Qatar University’s physics department is representing the country in the AEGIS (Antimatter Experiment: Gravity, Interferometry, Spectroscopy), which aims to measure the effect of gravity on antimatter.
CERN is in the news currently on account of the Large Hadron Collider (LHC), a multi-billion dollar machine designed to shed light on the “Big Bang” which scientists say gave birth to the universe.
Antimatter is made by combining anti-protons and positrons (the antimatter counterpart to electrons) into the simplest atom of neutral antimatter - anti-hydrogen.
“With Qatar University we are trying to start a collaboration to work on antimatter, on anti-hydrogen,” CERN’s senior scientist Dr Lars Jorgensen told Gulf Times.
The expert, who has worked on antimatter for almost two decades and participated in most of the key milestones in anti-hydrogen research, was in Qatar recently.
AEGIS, supposed to take beam in 2011, will try to measure the gravitational interaction of anti-hydrogen, to basically find out whether it falls up or down.
“It is just trying to understand more about why there is matter in the universe and no antimatter. Theory says there should have been equal amounts, but there are not, we know that from astronomy, so we are interested in trying to find out why,” Dr Jorgensen stated.
The expert clarified that the main reason for CERN’s collaboration with Qatar University is the expertise of Prof Ilham Y al-Qaradawi in positrons which is the antimatter counterpart to the electron.

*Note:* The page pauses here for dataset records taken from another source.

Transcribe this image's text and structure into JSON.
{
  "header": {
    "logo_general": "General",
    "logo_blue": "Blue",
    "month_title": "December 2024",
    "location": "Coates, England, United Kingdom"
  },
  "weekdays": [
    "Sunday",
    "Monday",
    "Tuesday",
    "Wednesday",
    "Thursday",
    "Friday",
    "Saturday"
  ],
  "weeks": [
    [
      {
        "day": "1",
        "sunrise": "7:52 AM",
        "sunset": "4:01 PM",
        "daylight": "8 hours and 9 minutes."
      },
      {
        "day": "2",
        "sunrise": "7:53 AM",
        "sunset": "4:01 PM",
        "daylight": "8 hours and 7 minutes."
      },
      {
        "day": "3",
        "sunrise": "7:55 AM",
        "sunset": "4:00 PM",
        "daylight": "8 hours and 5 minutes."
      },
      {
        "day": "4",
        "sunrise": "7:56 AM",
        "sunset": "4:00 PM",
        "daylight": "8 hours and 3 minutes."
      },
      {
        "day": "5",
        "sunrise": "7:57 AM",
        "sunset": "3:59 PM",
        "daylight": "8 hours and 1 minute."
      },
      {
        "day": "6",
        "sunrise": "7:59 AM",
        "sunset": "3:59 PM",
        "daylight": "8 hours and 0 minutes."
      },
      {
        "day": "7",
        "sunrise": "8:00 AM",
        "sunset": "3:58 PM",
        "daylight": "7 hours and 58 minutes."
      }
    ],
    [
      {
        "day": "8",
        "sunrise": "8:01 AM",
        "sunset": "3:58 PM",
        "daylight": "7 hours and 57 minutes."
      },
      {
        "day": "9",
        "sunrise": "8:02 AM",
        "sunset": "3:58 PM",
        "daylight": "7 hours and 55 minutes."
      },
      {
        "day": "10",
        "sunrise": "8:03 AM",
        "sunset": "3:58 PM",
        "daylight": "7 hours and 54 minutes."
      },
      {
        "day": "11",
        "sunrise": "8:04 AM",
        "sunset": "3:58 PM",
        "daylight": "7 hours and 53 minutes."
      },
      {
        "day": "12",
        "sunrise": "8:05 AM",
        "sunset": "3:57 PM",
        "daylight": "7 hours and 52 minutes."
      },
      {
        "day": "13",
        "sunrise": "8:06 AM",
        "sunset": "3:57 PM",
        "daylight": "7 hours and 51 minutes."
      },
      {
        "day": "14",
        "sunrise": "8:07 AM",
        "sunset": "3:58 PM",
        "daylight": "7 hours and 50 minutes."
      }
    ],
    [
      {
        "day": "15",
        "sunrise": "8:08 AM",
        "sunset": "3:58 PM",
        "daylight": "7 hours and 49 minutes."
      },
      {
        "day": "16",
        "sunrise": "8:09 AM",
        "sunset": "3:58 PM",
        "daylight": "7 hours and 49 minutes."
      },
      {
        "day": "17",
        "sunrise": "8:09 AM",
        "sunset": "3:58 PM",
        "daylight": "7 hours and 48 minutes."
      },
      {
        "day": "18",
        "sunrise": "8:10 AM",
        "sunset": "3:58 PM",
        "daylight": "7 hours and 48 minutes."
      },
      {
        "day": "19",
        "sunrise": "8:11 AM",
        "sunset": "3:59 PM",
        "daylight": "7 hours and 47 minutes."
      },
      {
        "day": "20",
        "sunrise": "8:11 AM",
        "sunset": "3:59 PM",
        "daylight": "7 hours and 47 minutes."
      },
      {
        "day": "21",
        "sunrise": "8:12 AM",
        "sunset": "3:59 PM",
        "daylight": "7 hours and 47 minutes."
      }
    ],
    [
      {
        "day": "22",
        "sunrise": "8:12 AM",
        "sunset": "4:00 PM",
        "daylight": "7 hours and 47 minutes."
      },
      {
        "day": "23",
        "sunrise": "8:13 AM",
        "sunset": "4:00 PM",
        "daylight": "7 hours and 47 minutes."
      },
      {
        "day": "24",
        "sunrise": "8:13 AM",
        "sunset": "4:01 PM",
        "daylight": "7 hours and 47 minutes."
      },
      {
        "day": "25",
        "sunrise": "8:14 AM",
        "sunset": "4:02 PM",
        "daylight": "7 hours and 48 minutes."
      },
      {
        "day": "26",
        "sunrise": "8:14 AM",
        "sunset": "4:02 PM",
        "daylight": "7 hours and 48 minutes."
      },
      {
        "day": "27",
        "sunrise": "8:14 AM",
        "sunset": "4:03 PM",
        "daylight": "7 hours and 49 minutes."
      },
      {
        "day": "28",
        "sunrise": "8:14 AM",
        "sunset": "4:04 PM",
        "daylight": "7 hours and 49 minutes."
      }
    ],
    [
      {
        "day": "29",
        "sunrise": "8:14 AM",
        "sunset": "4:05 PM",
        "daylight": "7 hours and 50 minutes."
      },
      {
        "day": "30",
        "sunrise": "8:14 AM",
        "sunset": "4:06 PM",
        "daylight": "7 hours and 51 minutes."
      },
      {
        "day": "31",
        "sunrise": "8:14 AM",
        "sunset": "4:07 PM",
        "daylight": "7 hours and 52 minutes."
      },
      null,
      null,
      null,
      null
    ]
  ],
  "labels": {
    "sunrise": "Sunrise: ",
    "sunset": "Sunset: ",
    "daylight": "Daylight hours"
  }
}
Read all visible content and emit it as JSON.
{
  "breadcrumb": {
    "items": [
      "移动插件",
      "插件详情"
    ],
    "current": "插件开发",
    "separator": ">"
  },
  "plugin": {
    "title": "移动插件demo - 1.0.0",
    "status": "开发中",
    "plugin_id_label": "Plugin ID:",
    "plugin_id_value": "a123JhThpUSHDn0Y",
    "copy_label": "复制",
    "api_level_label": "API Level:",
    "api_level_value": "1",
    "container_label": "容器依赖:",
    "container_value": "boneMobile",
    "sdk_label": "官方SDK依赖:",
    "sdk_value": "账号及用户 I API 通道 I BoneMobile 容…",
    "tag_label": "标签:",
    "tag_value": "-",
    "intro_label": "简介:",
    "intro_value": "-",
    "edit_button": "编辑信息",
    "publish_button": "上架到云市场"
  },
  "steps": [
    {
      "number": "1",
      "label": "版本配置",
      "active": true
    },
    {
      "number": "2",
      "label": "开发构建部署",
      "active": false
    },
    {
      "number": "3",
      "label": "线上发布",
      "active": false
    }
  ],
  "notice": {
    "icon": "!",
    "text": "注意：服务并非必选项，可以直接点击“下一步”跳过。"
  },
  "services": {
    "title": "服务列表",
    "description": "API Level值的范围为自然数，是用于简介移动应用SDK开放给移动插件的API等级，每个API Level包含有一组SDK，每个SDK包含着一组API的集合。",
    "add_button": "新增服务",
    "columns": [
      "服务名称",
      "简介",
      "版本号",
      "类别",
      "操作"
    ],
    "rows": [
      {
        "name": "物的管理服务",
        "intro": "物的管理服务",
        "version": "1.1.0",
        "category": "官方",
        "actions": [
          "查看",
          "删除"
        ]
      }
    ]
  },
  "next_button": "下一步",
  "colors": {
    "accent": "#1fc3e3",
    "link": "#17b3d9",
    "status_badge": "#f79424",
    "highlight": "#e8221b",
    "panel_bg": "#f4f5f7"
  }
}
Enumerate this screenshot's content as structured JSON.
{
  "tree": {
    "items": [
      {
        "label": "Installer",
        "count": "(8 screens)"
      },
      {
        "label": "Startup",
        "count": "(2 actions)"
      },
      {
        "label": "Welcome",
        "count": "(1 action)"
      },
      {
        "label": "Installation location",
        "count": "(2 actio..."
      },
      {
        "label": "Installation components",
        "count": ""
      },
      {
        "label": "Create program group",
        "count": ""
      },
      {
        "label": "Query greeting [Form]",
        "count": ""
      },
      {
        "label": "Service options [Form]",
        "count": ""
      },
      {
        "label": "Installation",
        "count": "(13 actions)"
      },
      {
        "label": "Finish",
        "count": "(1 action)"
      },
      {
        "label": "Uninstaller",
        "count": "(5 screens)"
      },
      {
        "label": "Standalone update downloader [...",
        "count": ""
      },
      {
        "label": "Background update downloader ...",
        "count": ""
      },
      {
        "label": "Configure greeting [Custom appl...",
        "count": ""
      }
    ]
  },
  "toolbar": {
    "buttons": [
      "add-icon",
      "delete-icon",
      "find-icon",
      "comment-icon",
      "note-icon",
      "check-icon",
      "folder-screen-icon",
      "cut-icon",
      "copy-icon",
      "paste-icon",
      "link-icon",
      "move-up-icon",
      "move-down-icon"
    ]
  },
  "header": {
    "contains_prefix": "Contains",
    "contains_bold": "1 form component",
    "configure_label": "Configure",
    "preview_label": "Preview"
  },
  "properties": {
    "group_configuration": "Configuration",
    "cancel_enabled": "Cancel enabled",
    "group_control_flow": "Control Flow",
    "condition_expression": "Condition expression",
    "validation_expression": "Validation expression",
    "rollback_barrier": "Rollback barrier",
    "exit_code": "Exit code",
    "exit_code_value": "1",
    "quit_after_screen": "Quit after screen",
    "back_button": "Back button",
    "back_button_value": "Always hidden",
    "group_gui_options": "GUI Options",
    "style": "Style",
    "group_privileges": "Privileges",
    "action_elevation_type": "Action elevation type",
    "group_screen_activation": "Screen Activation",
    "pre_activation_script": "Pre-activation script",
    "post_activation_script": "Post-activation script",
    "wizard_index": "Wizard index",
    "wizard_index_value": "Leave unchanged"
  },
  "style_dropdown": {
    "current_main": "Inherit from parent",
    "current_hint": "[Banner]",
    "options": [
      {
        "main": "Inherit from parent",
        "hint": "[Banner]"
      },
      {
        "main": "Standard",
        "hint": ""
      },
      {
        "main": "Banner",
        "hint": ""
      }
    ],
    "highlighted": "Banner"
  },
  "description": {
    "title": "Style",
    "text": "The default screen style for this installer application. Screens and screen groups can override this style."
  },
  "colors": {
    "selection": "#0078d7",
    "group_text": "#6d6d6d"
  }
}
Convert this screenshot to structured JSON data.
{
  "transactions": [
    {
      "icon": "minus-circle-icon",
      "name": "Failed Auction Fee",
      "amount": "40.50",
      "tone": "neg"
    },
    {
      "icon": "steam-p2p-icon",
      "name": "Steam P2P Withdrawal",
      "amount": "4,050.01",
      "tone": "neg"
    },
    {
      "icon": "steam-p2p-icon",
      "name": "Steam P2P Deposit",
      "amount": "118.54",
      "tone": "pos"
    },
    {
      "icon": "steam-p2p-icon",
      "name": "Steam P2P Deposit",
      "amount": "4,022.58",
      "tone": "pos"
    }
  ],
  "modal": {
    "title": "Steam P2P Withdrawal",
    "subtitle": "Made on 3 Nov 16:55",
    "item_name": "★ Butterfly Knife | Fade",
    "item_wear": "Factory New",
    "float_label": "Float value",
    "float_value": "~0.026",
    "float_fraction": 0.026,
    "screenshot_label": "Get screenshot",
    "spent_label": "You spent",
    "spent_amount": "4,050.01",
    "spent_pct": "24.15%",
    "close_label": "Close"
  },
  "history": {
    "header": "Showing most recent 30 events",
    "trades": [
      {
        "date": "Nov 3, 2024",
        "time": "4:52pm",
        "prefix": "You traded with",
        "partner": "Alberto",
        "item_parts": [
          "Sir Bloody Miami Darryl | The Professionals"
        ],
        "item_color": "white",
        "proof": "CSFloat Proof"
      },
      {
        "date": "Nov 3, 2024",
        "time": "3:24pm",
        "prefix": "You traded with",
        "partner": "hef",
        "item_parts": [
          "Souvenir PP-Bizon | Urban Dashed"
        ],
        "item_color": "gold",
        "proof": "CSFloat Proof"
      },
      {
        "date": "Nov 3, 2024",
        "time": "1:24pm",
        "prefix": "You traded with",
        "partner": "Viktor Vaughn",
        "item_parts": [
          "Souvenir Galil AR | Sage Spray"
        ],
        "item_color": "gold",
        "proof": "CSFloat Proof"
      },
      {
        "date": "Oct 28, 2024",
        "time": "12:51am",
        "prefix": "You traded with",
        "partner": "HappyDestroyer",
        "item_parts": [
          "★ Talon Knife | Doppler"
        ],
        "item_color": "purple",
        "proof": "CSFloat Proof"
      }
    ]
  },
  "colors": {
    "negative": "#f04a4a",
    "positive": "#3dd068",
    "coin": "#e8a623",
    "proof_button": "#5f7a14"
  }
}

Prof al-Qaradawi, who has been doing research in positron physics for many years and responsible for building the first positron beam in the Middle East, started collaborating with CERN a couple of years ago.
“QU’s physics department will be responsible for the positron trap for AEGIS,” pointed out Dr Jorgensen, a key member of the ATHENA experiment in 2002, wherein cold anti-hydrogen was first made at CERN.
The atoms have to be made at very low temperatures in order to be able to study their behaviour. Thus the central part of the AEGIS needs to be cooled to 0.1 degree C above the absolute zero temperature of -273 C to make cold anti-hydrogen.
“CERN is presently the only place in the world where you can get the other constituent of anti-hydrogen, which is the anti-proton,” Dr Jorgensen said.
QU’s Physics Department will hopefully be doing the positron accumulator, for AEGIS, to collect the positrons to let them afterwards interact with the anti-protons and form anti-hydrogen, according to Prof
al-Qaradawi. |